„Parsifal“ as hypermedial work of art

Abstract
Vortrag unter dem Aspekt „Parsifal“ as hypermedial work of art auf der Konferenz zum Thema The Transformative Power of Art – Richard Wagner’s Gesamtkunstwerk and Christoph Schlingensief’s participatory experiment: Opera Village Africa am Courtauld Institute of Art in London (Februar 2016).

Christoph Schlingensief’s Parsifal, a milestone in the history of staging opera, not only in Bayreuth, works as a universal ‚visualization machine‘ that doesn’t just constantly produce innumerable images on stage but also in the spectator’s mind. It re-contextualizes Wagner’s work by transferring it into the complex spheres of Schlingensiefs artistic world, hence opening up an almost infinite field of possible meaning. It is literally impossible to grasp Schlingensief’s production it in its entirety. On the basis of the performances I myself attended once in 2006 and twice in 2007 this paper is trying to provide an overview.

The aim of this conference is to explore Christoph Schlingensief’s participatory art project Opera Village Africa against the backdrop of Richard Wagner’s idea of the Gesamtkunstwerk. We wish to approach this topic from the perspective of multiple disciplines including anthropology, art history, cultural studies, history, musicology, philosophy, postcolonial studies and theatre studies.
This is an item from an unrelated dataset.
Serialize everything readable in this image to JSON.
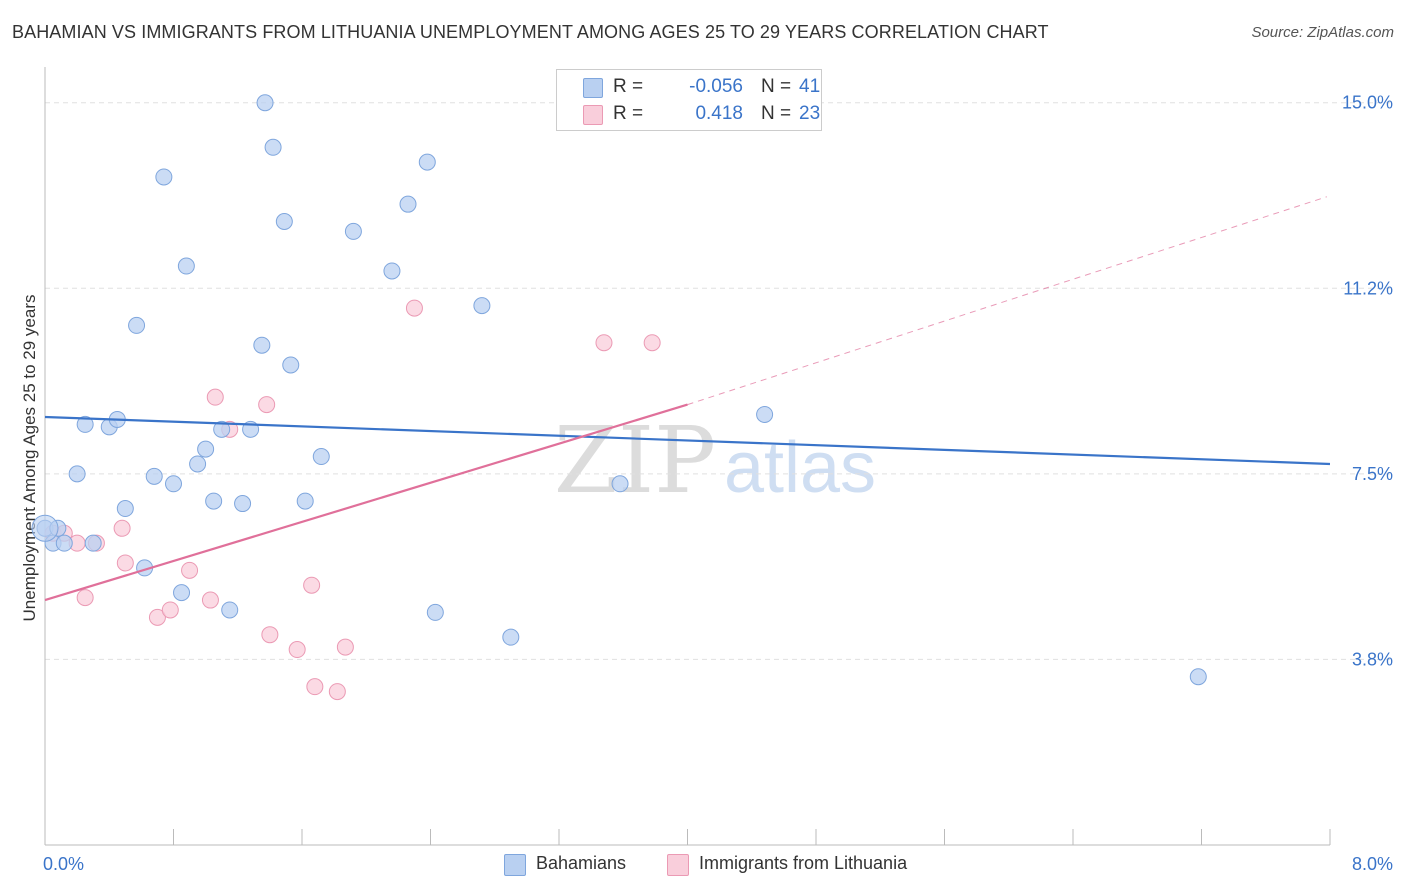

The founding of the Opera Village Africa in Burkina Faso is inextricably linked with Schlingensief’s critical engagement with the writing and music of Richard Wagner, who served Schlingensief throughout his career as a touch-stone for a process of working through the heritage of the German past. The soundtrack to Salvador Dali and Luis Buñuel’s Un Chien Andalou (1928) initially evoked Schlingensief’s ambiguous fascination for Wagner, which carried through his career work as filmmaker, theatre and opera director, actionist and performance artist. Schlingensief’s Parsifal production for the Bayreuth Festival on which he collaborated with the conductor Pierre Boulez in 2004 became pivotal to his subsequent projects. Disillusioned about the elitism and inaccessibility of opera, Schlingensief desired to do justice to the young Wagner’s anarchist ideas of a Gesamtkunstwerk that is accessible for everyone. His strategy to enable a diversity of audiences to participate in the Gesamtkunswerk was the Animatograph – a travelling rotating stage, which he developed out of his stage set for Parsifal and toured to a diversity of locations, such as Iceland, Namibia and Neuhardenberg. This journey provided inspiration for Schlingensief’s Opera Village Africa in Burkina Faso (2008-ongoing).

Did Schlingensief succeed in bringing Wagner’s Gesamtkunstwerk to life in the twenty-first century? – This is the question our conference will address and, we hope, attempt to answer.